Rattled. Debra Galant

I can’t read the entire blurb on the front of this book–part of it is being covered up by a library bar code–but the part I can read says: “…of New Jersey what Carl Hiaasen did for the swamps of Florida.” Because I like Carl Hiaasen’s swamps of Florida, I picked up this book. I am very guilty of judging books by their covers, and I went for it. The fact that Tom Perrotta said it clinched the deal. I really like his books.

So Debra Galant doesn’t quite do for the whatever of New Jersery…etc. It was a pretty okay book. Heather and her husband buy a McMansion in rural New Jersey. One day while her handyman–a lifetime resident–is working in her backyard, Heather sees a rattlesnake. She screams for the handyman to kill it. He does, and it turns out to be endangered. Heather is arrested and hijinks ensue.

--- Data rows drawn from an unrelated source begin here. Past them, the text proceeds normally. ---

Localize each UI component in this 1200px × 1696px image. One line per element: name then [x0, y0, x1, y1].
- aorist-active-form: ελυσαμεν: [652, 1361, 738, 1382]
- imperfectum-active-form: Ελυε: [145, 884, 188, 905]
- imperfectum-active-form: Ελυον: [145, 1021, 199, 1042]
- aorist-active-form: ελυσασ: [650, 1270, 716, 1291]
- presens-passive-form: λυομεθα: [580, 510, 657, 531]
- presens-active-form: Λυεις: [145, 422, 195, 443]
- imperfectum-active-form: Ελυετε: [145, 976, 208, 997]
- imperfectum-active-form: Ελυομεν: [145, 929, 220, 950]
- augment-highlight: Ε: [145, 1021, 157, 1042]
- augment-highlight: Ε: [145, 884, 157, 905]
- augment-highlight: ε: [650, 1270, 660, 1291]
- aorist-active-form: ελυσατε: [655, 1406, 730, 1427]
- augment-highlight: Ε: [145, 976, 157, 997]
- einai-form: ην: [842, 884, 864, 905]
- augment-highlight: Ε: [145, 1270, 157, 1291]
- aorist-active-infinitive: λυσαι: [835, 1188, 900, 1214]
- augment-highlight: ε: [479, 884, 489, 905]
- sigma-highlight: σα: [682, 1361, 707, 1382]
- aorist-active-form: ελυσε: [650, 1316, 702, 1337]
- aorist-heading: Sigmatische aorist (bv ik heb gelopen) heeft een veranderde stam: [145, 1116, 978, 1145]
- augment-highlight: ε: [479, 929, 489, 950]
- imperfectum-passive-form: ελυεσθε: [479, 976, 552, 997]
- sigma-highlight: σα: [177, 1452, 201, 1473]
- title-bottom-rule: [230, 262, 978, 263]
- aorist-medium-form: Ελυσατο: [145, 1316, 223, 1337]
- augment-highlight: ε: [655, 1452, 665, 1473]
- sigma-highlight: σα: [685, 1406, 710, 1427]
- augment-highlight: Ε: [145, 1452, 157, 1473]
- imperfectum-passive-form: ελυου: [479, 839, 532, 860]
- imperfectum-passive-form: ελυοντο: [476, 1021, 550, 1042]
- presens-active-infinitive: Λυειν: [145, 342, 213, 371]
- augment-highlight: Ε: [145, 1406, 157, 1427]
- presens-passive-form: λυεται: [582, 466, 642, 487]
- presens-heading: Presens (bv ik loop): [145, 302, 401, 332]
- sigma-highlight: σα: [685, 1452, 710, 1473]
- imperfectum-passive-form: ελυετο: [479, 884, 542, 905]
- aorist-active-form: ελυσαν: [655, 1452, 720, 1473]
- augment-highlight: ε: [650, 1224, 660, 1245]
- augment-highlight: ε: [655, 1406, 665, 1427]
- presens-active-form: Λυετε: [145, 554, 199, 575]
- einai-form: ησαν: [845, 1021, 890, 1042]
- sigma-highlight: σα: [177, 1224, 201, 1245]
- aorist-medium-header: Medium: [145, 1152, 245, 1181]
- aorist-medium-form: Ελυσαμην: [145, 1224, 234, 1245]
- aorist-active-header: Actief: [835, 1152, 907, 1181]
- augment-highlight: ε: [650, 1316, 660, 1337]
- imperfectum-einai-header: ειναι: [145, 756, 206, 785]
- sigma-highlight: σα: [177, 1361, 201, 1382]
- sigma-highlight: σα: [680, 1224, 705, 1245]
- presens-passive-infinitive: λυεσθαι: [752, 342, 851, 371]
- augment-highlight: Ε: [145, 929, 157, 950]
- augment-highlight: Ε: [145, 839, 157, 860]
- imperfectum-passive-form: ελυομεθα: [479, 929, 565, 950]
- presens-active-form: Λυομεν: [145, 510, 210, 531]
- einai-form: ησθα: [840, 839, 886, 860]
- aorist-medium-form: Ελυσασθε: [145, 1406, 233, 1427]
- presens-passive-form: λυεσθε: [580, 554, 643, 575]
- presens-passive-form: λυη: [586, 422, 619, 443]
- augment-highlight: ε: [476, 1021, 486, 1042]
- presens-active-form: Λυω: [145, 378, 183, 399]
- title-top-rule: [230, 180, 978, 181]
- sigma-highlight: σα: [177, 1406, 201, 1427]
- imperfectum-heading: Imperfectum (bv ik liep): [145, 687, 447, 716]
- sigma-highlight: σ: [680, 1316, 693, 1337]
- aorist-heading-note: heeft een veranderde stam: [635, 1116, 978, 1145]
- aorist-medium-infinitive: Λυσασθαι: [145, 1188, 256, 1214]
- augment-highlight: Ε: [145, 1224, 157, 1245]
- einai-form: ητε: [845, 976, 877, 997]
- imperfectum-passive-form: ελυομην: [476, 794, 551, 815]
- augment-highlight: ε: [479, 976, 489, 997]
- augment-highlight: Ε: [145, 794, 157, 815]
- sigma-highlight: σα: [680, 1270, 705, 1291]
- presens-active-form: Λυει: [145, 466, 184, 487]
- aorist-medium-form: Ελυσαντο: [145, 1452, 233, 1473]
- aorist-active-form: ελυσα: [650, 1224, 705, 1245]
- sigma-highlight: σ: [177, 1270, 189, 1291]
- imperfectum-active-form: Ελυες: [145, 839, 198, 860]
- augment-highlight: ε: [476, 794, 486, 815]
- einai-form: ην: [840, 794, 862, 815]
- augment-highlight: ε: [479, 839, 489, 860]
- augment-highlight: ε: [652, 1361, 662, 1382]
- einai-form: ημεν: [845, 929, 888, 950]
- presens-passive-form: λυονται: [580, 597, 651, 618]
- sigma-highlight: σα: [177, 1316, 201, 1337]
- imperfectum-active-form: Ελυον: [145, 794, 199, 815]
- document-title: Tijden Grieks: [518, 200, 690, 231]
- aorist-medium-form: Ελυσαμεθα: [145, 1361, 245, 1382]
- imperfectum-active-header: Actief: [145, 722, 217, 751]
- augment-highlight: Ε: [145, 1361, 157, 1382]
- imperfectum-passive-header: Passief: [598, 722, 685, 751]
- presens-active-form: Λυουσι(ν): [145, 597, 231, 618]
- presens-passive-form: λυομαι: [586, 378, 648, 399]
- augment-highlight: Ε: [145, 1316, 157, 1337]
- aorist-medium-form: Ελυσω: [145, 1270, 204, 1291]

The book follows Heather, the handyman, the head of a local conservation group as well as the developer of the subdivision as they all react to the crime. In a Hiaasen way it is supposed to show the silliness of the rural/suburban divide. Mostly, Heather comes off as shrill, stupidly entitled and demanding and thus, the last 5 pages of the book when she is supposed to be a good and normal person ring a bit false. It was a good diversion, though.

Eleanor Rigby. Douglas Coupland

I came across Coupland’s Miss Wyoming in the Cambridge library early in the century and quickly read all of his books. I love his writing style, his quirky characters, his sometimes supernatural plot lines and the fact that he loves to set his books in Vancouver, B.C.

This book is about Liz, a person so settled in her loneliness that she has the email address EleanorRigby@something.com. It is also about Jeremy, a young and troubled man. What do these two people have in common? I’ll leave that to you to find out.

This was more of a caring, Microsurf-ian novel than a sci-fi Girlfriend in a Coma-ian type novel. I liked it, though.